Additional analysis after heat treatment will be completed later. Thus, the analyzer Mars Organics Molecule Analyser (MOMA), one of the devices in the ultramost zone of the analytical laboratory of the Rover, which will be used to determine the signs of life in the Martian soil, will determine the chemical background in the Rover laboratory by measuring in an empty furnace. On Mars in MOMA miniature furnaces will be placed crushed soil samples, which will heat up to analyze the resulting pairs and gases for the presence of traces of organic compounds using gas chromatography. Empty furnace analysis data will be used as a sample with which you can compare future measurements on Mars.

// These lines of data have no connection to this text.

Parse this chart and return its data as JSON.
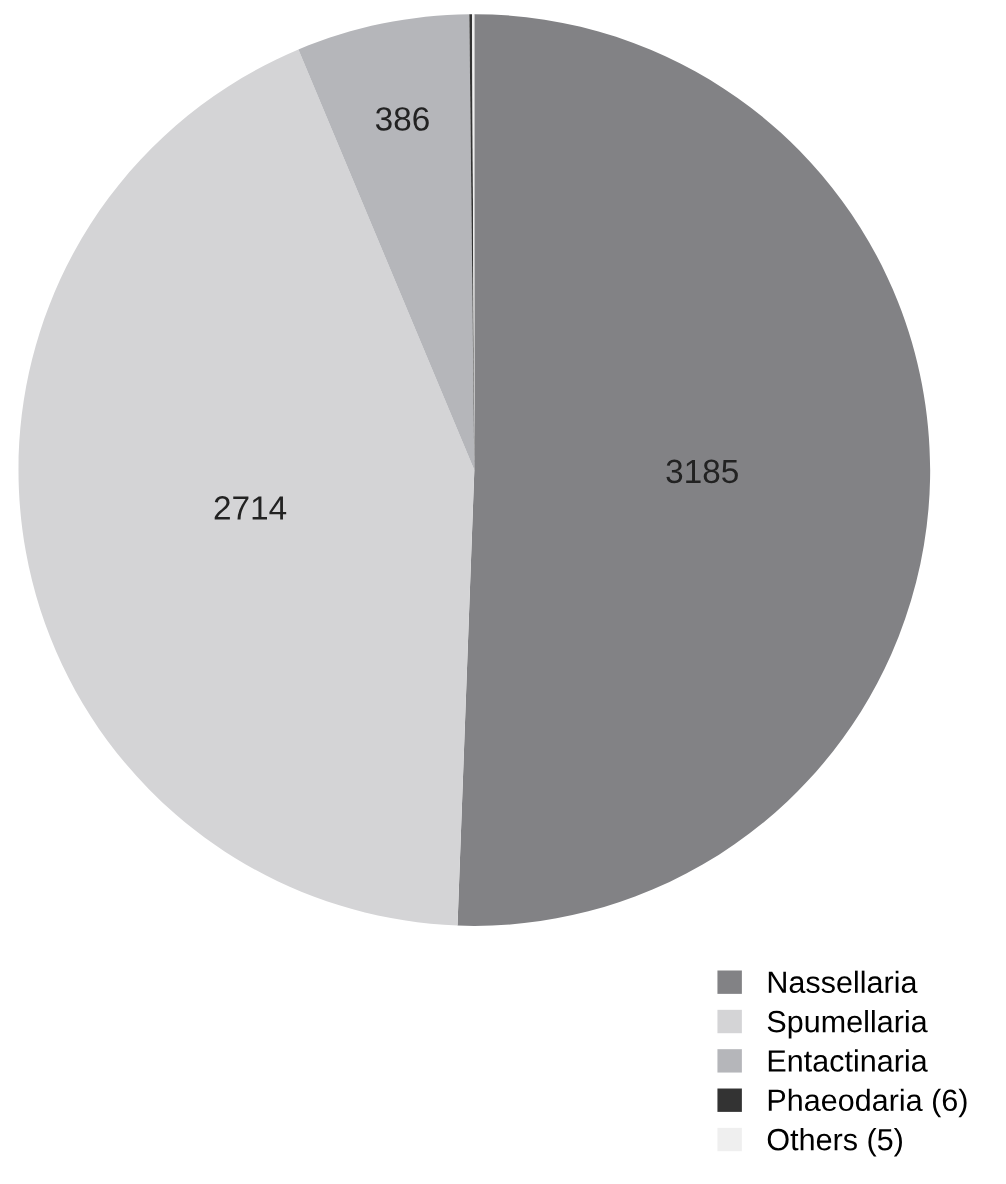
{
  "chart_data": {
    "type": "pie",
    "categories": [
      "Nassellaria",
      "Spumellaria",
      "Entactinaria",
      "Phaeodaria (6)",
      "Others (5)"
    ],
    "values": [
      3185,
      2714,
      386,
      6,
      5
    ],
    "colors": [
      "#828285",
      "#d4d4d6",
      "#b5b6ba",
      "#333333",
      "#efefef"
    ],
    "value_labels": [
      "3185",
      "2714",
      "386",
      null,
      null
    ],
    "legend": "bottom right"
  }
}
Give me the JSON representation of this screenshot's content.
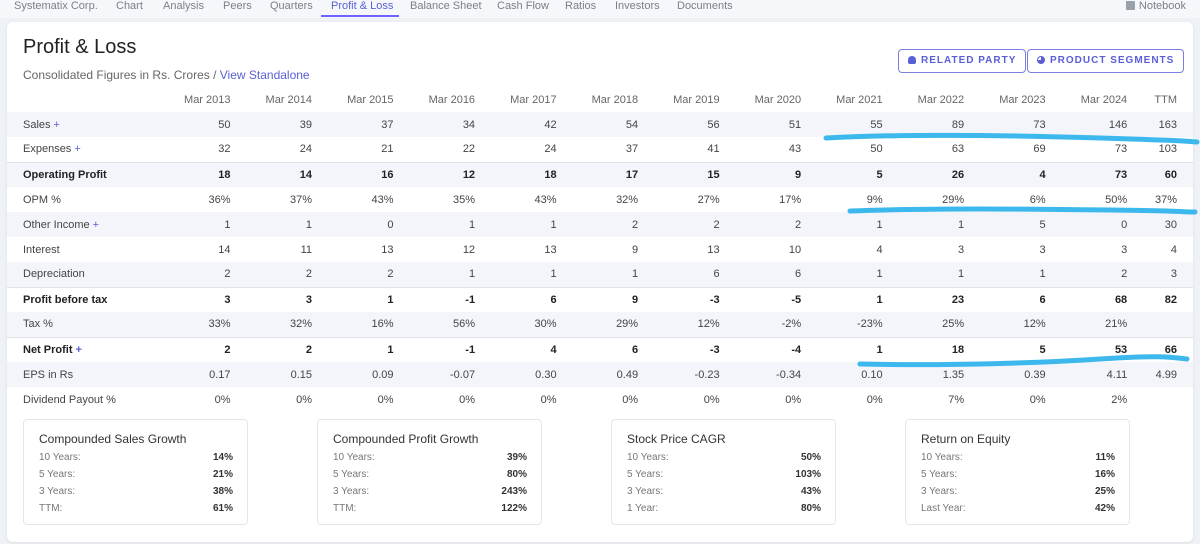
{
  "nav": {
    "items": [
      "Systematix Corp.",
      "Chart",
      "Analysis",
      "Peers",
      "Quarters",
      "Profit & Loss",
      "Balance Sheet",
      "Cash Flow",
      "Ratios",
      "Investors",
      "Documents"
    ],
    "active": "Profit & Loss",
    "notebook": "Notebook"
  },
  "header": {
    "title": "Profit & Loss",
    "subtitle": "Consolidated Figures in Rs. Crores / ",
    "subtitle_link": "View Standalone",
    "related_party": "RELATED PARTY",
    "product_segments": "PRODUCT SEGMENTS"
  },
  "table": {
    "columns": [
      "Mar 2013",
      "Mar 2014",
      "Mar 2015",
      "Mar 2016",
      "Mar 2017",
      "Mar 2018",
      "Mar 2019",
      "Mar 2020",
      "Mar 2021",
      "Mar 2022",
      "Mar 2023",
      "Mar 2024",
      "TTM"
    ],
    "rows": [
      {
        "label": "Sales",
        "plus": true,
        "bold": false,
        "values": [
          "50",
          "39",
          "37",
          "34",
          "42",
          "54",
          "56",
          "51",
          "55",
          "89",
          "73",
          "146",
          "163"
        ]
      },
      {
        "label": "Expenses",
        "plus": true,
        "bold": false,
        "values": [
          "32",
          "24",
          "21",
          "22",
          "24",
          "37",
          "41",
          "43",
          "50",
          "63",
          "69",
          "73",
          "103"
        ]
      },
      {
        "label": "Operating Profit",
        "plus": false,
        "bold": true,
        "values": [
          "18",
          "14",
          "16",
          "12",
          "18",
          "17",
          "15",
          "9",
          "5",
          "26",
          "4",
          "73",
          "60"
        ]
      },
      {
        "label": "OPM %",
        "plus": false,
        "bold": false,
        "values": [
          "36%",
          "37%",
          "43%",
          "35%",
          "43%",
          "32%",
          "27%",
          "17%",
          "9%",
          "29%",
          "6%",
          "50%",
          "37%"
        ]
      },
      {
        "label": "Other Income",
        "plus": true,
        "bold": false,
        "values": [
          "1",
          "1",
          "0",
          "1",
          "1",
          "2",
          "2",
          "2",
          "1",
          "1",
          "5",
          "0",
          "30"
        ]
      },
      {
        "label": "Interest",
        "plus": false,
        "bold": false,
        "values": [
          "14",
          "11",
          "13",
          "12",
          "13",
          "9",
          "13",
          "10",
          "4",
          "3",
          "3",
          "3",
          "4"
        ]
      },
      {
        "label": "Depreciation",
        "plus": false,
        "bold": false,
        "values": [
          "2",
          "2",
          "2",
          "1",
          "1",
          "1",
          "6",
          "6",
          "1",
          "1",
          "1",
          "2",
          "3"
        ]
      },
      {
        "label": "Profit before tax",
        "plus": false,
        "bold": true,
        "values": [
          "3",
          "3",
          "1",
          "-1",
          "6",
          "9",
          "-3",
          "-5",
          "1",
          "23",
          "6",
          "68",
          "82"
        ]
      },
      {
        "label": "Tax %",
        "plus": false,
        "bold": false,
        "values": [
          "33%",
          "32%",
          "16%",
          "56%",
          "30%",
          "29%",
          "12%",
          "-2%",
          "-23%",
          "25%",
          "12%",
          "21%",
          ""
        ]
      },
      {
        "label": "Net Profit",
        "plus": true,
        "bold": true,
        "values": [
          "2",
          "2",
          "1",
          "-1",
          "4",
          "6",
          "-3",
          "-4",
          "1",
          "18",
          "5",
          "53",
          "66"
        ]
      },
      {
        "label": "EPS in Rs",
        "plus": false,
        "bold": false,
        "values": [
          "0.17",
          "0.15",
          "0.09",
          "-0.07",
          "0.30",
          "0.49",
          "-0.23",
          "-0.34",
          "0.10",
          "1.35",
          "0.39",
          "4.11",
          "4.99"
        ]
      },
      {
        "label": "Dividend Payout %",
        "plus": false,
        "bold": false,
        "values": [
          "0%",
          "0%",
          "0%",
          "0%",
          "0%",
          "0%",
          "0%",
          "0%",
          "0%",
          "7%",
          "0%",
          "2%",
          ""
        ]
      }
    ]
  },
  "stats": [
    {
      "title": "Compounded Sales Growth",
      "rows": [
        {
          "k": "10 Years:",
          "v": "14%"
        },
        {
          "k": "5 Years:",
          "v": "21%"
        },
        {
          "k": "3 Years:",
          "v": "38%"
        },
        {
          "k": "TTM:",
          "v": "61%"
        }
      ]
    },
    {
      "title": "Compounded Profit Growth",
      "rows": [
        {
          "k": "10 Years:",
          "v": "39%"
        },
        {
          "k": "5 Years:",
          "v": "80%"
        },
        {
          "k": "3 Years:",
          "v": "243%"
        },
        {
          "k": "TTM:",
          "v": "122%"
        }
      ]
    },
    {
      "title": "Stock Price CAGR",
      "rows": [
        {
          "k": "10 Years:",
          "v": "50%"
        },
        {
          "k": "5 Years:",
          "v": "103%"
        },
        {
          "k": "3 Years:",
          "v": "43%"
        },
        {
          "k": "1 Year:",
          "v": "80%"
        }
      ]
    },
    {
      "title": "Return on Equity",
      "rows": [
        {
          "k": "10 Years:",
          "v": "11%"
        },
        {
          "k": "5 Years:",
          "v": "16%"
        },
        {
          "k": "3 Years:",
          "v": "25%"
        },
        {
          "k": "Last Year:",
          "v": "42%"
        }
      ]
    }
  ],
  "colors": {
    "accent": "#5a5fd6",
    "highlight": "#3db8ec"
  }
}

The rover is equipped with a unique brown, which is capable of reaching a depth of 2 m near the Martian surface and return samples for analysis. The video shows that the compartment with the brown is in a horizontal position in the front. The miniature spectrometer (MA_MISS) is also installed on the drilling instrument (MA_MISS) to analyze the inner surface of the borehole and the camera for shooting a close-up (CLUPI), which will consider the drill sludge and the core sample before it falls into the rover laboratory.
Various devices will work together by analyzing the samples inside the rover. In addition to Moma, the MicroMega device will use the visible and infrared spectrum to determine the characteristics of minerals in samples, and the raman spectrometer will use a laser to determine the mineralogical composition.
Using its panoramic cameras and high-resolution cameras, as well as a subsurface radar, the Russian-European EXOMARS 2022 Mission will look for the most promising places for drilling and better understand the geological context of the Plateau region of the Oxia, which it will explore.
After the heat treatment is completed, the thermalcuum chamber was again depricted and open, and the rover is prepared for shipment back to the enterprise Thales Alenia Space in Turin. There, preparing for launch will continue until shipped on the Baikonur cosmodrome next year.